Created by Pagliaccious (talk). Self-nominated at 23:45, 15 August 2018 (UTC).

General: Article is new enough and long enough
Policy: Article is sourced, neutral, and free of copyright problems
Hook: Hook has been verified by provided inline citation
QPQ: None required.

Overall: Juxlos (talk) 08:01, 24 August 2018 (UTC)

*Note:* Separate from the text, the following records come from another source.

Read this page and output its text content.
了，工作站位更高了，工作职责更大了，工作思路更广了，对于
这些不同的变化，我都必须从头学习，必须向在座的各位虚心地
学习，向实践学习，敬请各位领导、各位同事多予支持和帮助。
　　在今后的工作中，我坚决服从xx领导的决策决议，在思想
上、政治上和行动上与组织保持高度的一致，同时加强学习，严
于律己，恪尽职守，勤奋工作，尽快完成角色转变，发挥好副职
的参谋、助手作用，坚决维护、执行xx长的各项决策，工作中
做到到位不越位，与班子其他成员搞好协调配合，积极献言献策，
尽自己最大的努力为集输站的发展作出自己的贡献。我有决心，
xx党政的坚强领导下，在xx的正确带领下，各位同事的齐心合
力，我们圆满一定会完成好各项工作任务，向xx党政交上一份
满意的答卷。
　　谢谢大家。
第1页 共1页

  • @Pagliaccious: I would've passed this article - I'd assume good faith for offline sources and the entire article is well-cited. However, some prose is copy-pasted from here, which is a problem.
  • @Juxlos: I'm unsure of how DYK works in this regard, but I have reworked the ecology section the best I could. I cannot access the Illinois wildflower website which is strange but I tried to rewrite the hypericin section that I remember from the page. If you'd like to look, I believe every book I referenced is available on Google Books besides Gray's Manual of Botany. Can the DYK continue or is the review over after this? Thanks, Pagliaccious (talk) 10:48, 24 August 2018 (UTC)
  • Yeah, it should be fine now - I'll check it more thoroughly in a bit. Juxlos (talk) 12:59, 24 August 2018 (UTC)
  • @Pagliaccious: Welp, a bit turned out to be a week, but it's now good to go. Juxlos (talk) 13:43, 1 September 2018 (UTC)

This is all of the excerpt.